Finance operating model

Perspectives

Finance operating models

Long-term value over near-term efficiency

Many finance organizations across various industries are being asked to provide more insights and proactive decision support while reducing costs. The order of the day seems to be do more with less. In response, many business leaders seek new operating models to tackle the dynamic marketplace.

Transforming the retained organization

Many finance organizations across various industries are being asked to provide more insights and proactive decision support while reducing costs. In response, many business leaders seek new operating models to tackle the dynamic marketplace. These initiatives often take time, investments, and considerable organizational focus to realize the savings. However, this can lead to a myopic lens that keeps Finance leaders from recognizing that there may be significant value left on the table in the organization left behind, the retained organization.

Operating model transformations can create a significant opportunity to enhance the retained organization through analytics and business collaboration. These activities can drive sustainable value for the enterprise for years to come. To help unlock the full value of the retained organization, three key dimensions should be addressed: capacity, capability, and collaboration:

  • Capacity: By virtue, centralizing or outsourcing transactional Finance activities expands the local retained organization's capacity. CFOs should determine what to do with that capacity—often realize savings immediately through headcount reductions, reinvest in the organization, or a combination of the two. The amount of reinvestment is finite, which means compromises are made. This function is poised to make that call: Finance is positioned to understand where opportunities in the organization are located based on the fact that it serves as the steward of all financial data. Finance can make an informed decision on where these reinvestments impact the organization's strategic enterprise and operational value drivers the most. 
  • Capability: Regardless of the amount of reinvestment, the retained Finance function is generally a leaner operation in the new world. However, a chief priority remains the return on investment. Every dollar allocated to resources should pay in dividends in the value realized. Following the transformation, the responsibilities of the retained organization should differ dramatically. Finance leaders need to define expectations of the restructured roles. By aligning the growth and development of talent with a clear path for career progression, an organization can cement its ability to retain top talent and attract in-demand recruits.
  • Collaboration: Once it is determined where targeted business interventions will materialize, responsibility often falls square on the shoulders of the retained organization to reach out to various business functions to elevate their roles. It is worth mentioning that every function may not welcome the new partnership since Finance's traditional role is that of a numerical gatekeeper who reports the news around historical performance. Generally, a seat at the table is earned, and in order to help overcome this common stigma, Finance can gain trust by consistently providing proactive, data-based, strategic, and operational insights that help drive value creation.

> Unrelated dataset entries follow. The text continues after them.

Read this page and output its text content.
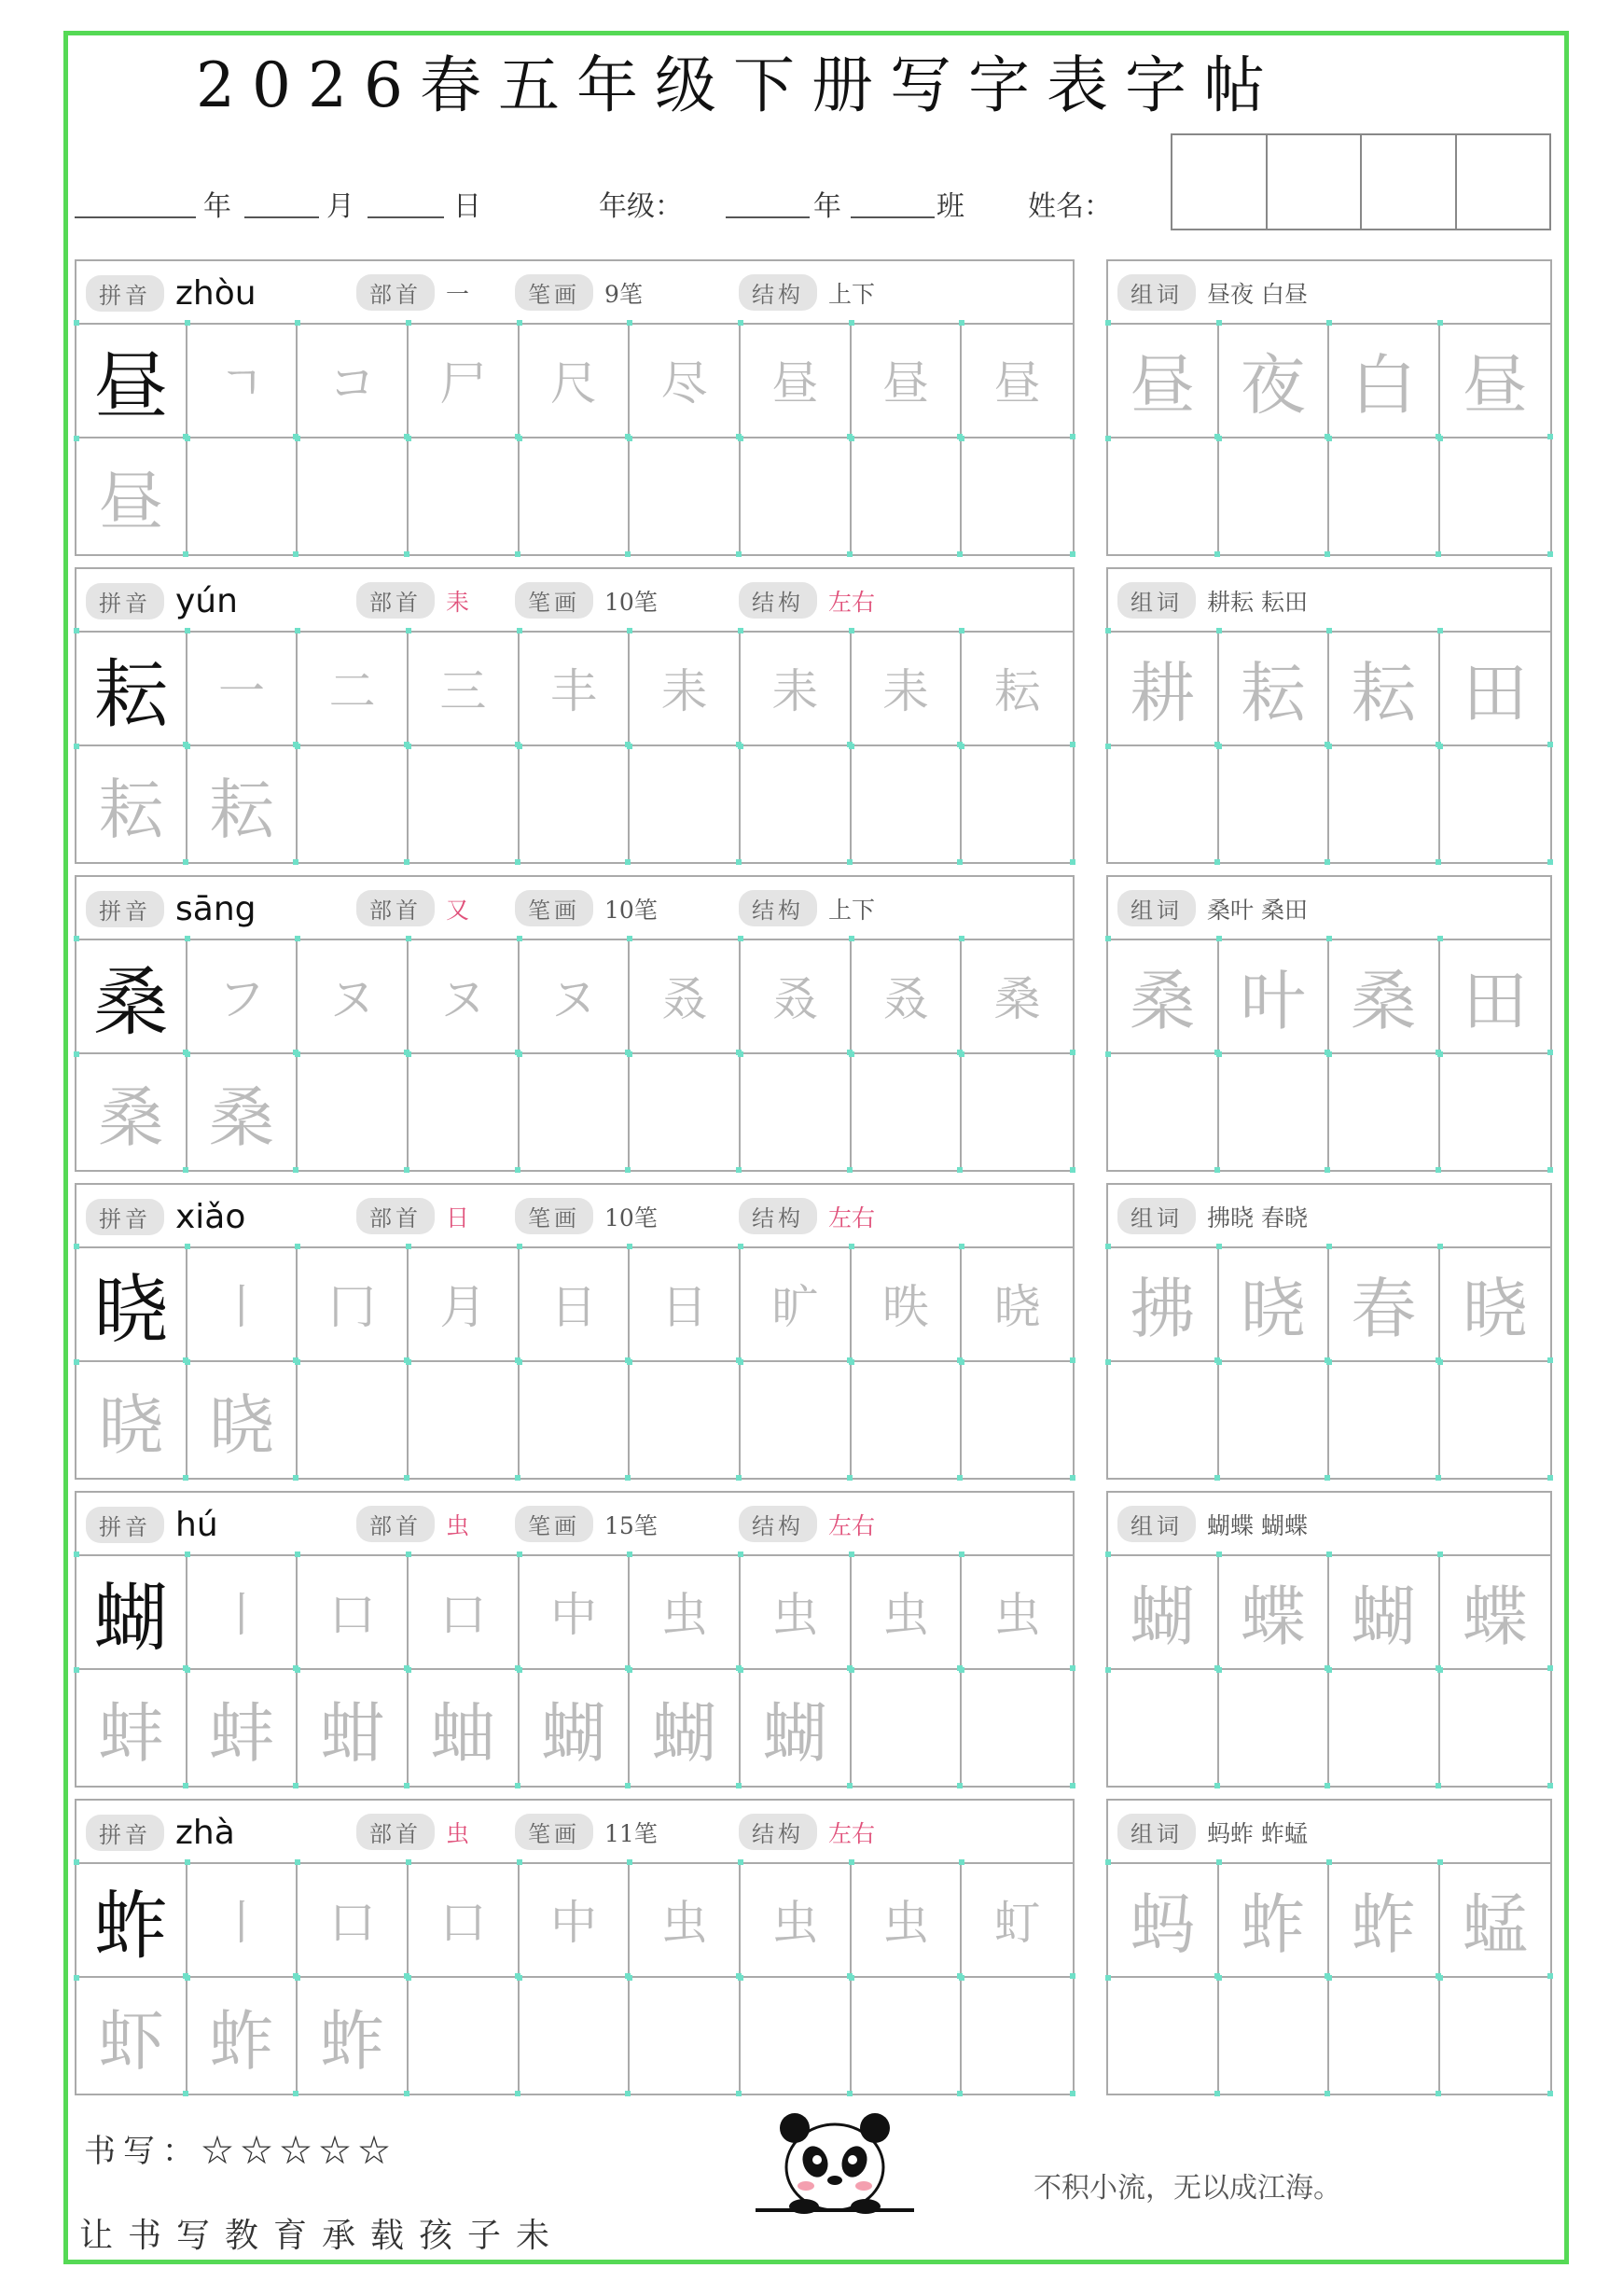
2026春五年级下册写字表字帖
年	月	日	年级：	年	班 姓名：
拼音 zhòu	部首	一	笔画	9笔	结构	上下
昼	ㄱ	コ	尸	尺	尽	昼	昼	昼
昼
组词	昼夜 白昼
昼 夜 白 昼
拼音 yún	部首	耒	笔画	10笔	结构	左右
耘	一	二	三	丰	耒	耒	耒	耘
耘 耘
组词	耕耘 耘田
耕 耘 耘 田
拼音 sāng	部首	又	笔画	10笔	结构	上下
桑	フ	ヌ	ヌ	ヌ	叒	叒	叒	桑
桑 桑
组词	桑叶 桑田
桑 叶 桑 田
拼音 xiǎo	部首	日	笔画	10笔	结构	左右
晓	丨	冂	月	日	日	旷	昳	晓
晓 晓
组词	拂晓 春晓
拂 晓 春 晓
拼音 hú	部首	虫	笔画	15笔	结构	左右
蝴	丨	口	口	中	虫	虫	虫	虫
蚌 蚌 蚶 蚰 蝴 蝴 蝴
组词	蝴蝶 蝴蝶
蝴 蝶 蝴 蝶
拼音 zhà	部首	虫	笔画	11笔	结构	左右
蚱	丨	口	口	中	虫	虫	虫	虰
虾 蚱 蚱
组词	蚂蚱 蚱蜢
蚂 蚱 蚱 蜢
书写：☆☆☆☆☆
让书写教育承载孩子未
不积小流，无以成江海。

During these significant transformation efforts to centralize or outsource finance activities, a majority of the time is focused on the activities transitioning out of the organization rather than the retained organization. Paradoxically, the retained organization is where Finance can often drive significant impact.

Investing in the retained organization can promote sustainability and enable a laser focus on unlocking enterprise value. Building capacity to execute value-added activities can catapult Finance beyond the numbers to become a true strategic partner across functions, thereby galvanizing the organization. To be most effective, Finance leadership should balance motivations for near-term efficiency with a deliberate stake in long-term value.